Deretan Amalan Sunah Sebelum dan Sesudah Sholat Ied Idul Fitri Sesuai Ajaran Rasulullah SAW
Rizka Pratiwi Utami March 21, 2026 08:27 AM

SRIPOKU.COM - Di bawah ini beberapa amalan sunah yang dianjurkan dilakukan sebelum dan sesudah melaksanakan Sholat Idul Fitri 1447 H / 2026.

Setelah umat Muslim menjalani ibadah puasa Ramadan selama sebulan penuh, Hari Raya Idul Fitri pun tiba sebagai momen kemenangan yang sangat dinantikan.

Pada hari yang penuh kebahagiaan ini, terdapat sejumlah amalan sunah yang dianjurkan untuk dikerjakan sebelum maupun setelah Sholat Idul Fitri.

Amalan-amalan ini dapat menjadi cara untuk menyempurnakan ibadah serta meneladani ajaran Rasulullah SAW di hari raya.

Baca juga:  Mudik Sumsel 2026: Penumpang Bus Melonjak 58 Persen, Kapolda Waspadai Kenaikan Angka Kecelakaan

Berikut beberapa amalan sunah yang dianjurkan, dirangkum dari berbagai sumber.

1. Makan atau Minum Sebelum Sholat Idul Fitri

Salah satu amalan sunah yang dianjurkan oleh Nabi Muhammad SAW sebelum melaksanakan Sholat Idul Fitri adalah makan atau minum terlebih dahulu.

Hal ini didasarkan pada hadis yang diriwayatkan oleh Anas bin Malik RA. Dalam hadis tersebut disebutkan bahwa Rasulullah SAW tidak berangkat menuju tempat Sholat Idul Fitri sebelum memakan beberapa butir kurma. (HR. Bukhari).

2. Mandi Sebelum Sholat Idul Fitri

Amalan sunah lainnya sebelum menunaikan Sholat Idul Fitri adalah mandi.

Dalam hadis yang diriwayatkan oleh Ibnu Majah, Abdullah bin Abbas RA menyatakan bahwa Nabi Muhammad SAW mandi pada hari Idul Fitri dan Idul Adha.

Mandi ini bertujuan untuk membersihkan diri sekaligus mempersiapkan tubuh dalam keadaan suci saat menyambut hari kemenangan.

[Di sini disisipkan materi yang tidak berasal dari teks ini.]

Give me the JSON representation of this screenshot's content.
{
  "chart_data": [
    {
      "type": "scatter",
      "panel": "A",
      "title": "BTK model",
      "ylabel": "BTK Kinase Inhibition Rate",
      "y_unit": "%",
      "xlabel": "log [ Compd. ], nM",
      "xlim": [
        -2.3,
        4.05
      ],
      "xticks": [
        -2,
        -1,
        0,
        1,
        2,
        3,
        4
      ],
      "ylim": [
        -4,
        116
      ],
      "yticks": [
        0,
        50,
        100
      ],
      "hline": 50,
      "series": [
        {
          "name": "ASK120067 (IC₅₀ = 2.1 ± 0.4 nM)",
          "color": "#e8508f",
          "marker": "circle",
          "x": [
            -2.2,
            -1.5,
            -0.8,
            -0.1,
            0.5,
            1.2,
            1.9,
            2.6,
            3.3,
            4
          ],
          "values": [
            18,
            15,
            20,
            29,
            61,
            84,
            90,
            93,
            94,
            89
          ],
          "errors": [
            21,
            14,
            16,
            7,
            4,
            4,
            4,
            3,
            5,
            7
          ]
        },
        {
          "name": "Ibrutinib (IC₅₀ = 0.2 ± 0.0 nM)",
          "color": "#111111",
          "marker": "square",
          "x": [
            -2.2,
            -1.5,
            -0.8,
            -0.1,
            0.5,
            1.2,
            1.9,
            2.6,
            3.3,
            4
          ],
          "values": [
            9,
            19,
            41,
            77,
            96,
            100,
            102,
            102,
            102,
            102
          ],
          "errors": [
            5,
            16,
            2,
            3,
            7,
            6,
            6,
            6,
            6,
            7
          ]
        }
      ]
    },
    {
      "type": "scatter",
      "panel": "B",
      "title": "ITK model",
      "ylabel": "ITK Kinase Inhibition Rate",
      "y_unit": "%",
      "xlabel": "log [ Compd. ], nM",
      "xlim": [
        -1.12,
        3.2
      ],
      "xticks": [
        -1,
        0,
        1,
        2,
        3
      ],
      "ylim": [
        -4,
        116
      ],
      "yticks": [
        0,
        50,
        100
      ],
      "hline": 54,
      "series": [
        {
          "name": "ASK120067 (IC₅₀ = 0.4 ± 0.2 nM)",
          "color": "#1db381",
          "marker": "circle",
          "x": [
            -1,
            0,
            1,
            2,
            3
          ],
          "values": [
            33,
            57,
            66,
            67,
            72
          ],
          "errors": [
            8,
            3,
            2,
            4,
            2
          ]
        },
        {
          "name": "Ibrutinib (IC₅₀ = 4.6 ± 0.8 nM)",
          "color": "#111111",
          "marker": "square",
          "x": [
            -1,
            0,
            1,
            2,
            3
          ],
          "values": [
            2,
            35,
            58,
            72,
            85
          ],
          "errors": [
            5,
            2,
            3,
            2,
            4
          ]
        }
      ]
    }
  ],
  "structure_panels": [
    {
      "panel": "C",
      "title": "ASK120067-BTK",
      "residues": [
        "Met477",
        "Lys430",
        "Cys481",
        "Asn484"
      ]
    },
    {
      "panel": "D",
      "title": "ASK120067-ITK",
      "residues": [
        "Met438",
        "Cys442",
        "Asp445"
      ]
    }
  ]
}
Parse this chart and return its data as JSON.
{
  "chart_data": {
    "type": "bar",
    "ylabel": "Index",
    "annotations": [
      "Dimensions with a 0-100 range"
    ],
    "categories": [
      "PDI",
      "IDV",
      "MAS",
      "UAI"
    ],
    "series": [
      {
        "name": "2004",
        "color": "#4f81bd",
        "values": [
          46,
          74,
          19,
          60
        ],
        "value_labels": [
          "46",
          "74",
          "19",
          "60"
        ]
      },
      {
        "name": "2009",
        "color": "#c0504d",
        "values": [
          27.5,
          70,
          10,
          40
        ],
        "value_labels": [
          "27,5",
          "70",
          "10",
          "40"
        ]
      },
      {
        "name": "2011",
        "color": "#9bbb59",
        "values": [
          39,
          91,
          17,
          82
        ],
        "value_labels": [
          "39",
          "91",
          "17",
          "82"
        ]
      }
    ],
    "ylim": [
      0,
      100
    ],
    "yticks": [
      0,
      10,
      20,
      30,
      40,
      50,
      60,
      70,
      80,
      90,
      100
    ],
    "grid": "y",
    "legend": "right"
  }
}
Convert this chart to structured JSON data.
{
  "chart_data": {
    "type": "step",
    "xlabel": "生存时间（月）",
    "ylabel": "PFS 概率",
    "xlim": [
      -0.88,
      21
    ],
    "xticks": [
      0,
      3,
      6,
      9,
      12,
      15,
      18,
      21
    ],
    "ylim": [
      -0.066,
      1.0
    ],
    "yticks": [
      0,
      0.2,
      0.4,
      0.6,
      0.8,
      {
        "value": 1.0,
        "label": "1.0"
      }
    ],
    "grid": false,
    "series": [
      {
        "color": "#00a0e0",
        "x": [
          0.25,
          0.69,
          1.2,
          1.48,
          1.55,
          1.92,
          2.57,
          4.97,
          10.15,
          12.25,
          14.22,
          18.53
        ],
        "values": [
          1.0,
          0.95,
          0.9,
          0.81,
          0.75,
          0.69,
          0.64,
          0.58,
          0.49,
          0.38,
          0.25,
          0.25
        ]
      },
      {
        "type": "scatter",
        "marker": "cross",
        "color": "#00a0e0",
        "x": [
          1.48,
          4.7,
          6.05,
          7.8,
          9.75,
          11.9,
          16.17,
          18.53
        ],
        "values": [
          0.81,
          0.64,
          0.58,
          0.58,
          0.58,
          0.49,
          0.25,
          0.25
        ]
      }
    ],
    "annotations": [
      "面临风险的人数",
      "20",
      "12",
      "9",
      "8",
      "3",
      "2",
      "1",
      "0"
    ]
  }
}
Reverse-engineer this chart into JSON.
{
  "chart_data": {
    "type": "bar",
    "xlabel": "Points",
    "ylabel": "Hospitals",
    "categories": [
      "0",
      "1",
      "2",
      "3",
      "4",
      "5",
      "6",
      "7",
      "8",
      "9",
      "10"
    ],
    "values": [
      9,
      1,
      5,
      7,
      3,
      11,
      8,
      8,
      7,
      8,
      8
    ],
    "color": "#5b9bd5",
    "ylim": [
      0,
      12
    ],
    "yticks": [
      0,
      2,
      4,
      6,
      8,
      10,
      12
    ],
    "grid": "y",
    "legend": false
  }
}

Sunah ini juga berlaku bagi wanita yang sedang dalam keadaan haid atau nifas, yang biasanya tidak diwajibkan mandi besar.

3. Mengumandangkan Takbir

Mengumandangkan takbir juga menjadi salah satu amalan sunah yang sangat dianjurkan pada Hari Raya Idul Fitri.

Takbiran dimulai sejak waktu Maghrib pada malam 1 Syawal hingga selesai pelaksanaan Sholat Idul Fitri.

Rasulullah SAW disebutkan mengumandangkan takbir saat menuju tempat Sholat Idul Fitri dan terus melakukannya hingga sholat selesai. (HR. Ibn Abi Syaibah dalam Al-Mushannaf).

Takbir menjadi bentuk pengagungan kepada Allah SWT sekaligus ungkapan syukur atas keberhasilan menunaikan ibadah puasa selama satu bulan penuh.

4. Melewati Jalan Berbeda Saat Pergi dan Pulang dari Sholat Idul Fitri

Salah satu sunah Nabi yang juga dianjurkan adalah menggunakan jalan yang berbeda ketika berangkat dan pulang dari Sholat Idul Fitri.

Hal ini sebagaimana disebutkan oleh Syekh Abdul Qadir Al-Jailani dalam kitab Ghuniyatut Thalibin.

"Orang Mukmin dianjurkan pergi dan pulang dari shalat ied dari jalan yang berbeda karena Ibnu Umar menyatakan bahwa Nabi SAW pergi dan pulang shalat ied dari jalan yang berbeda.”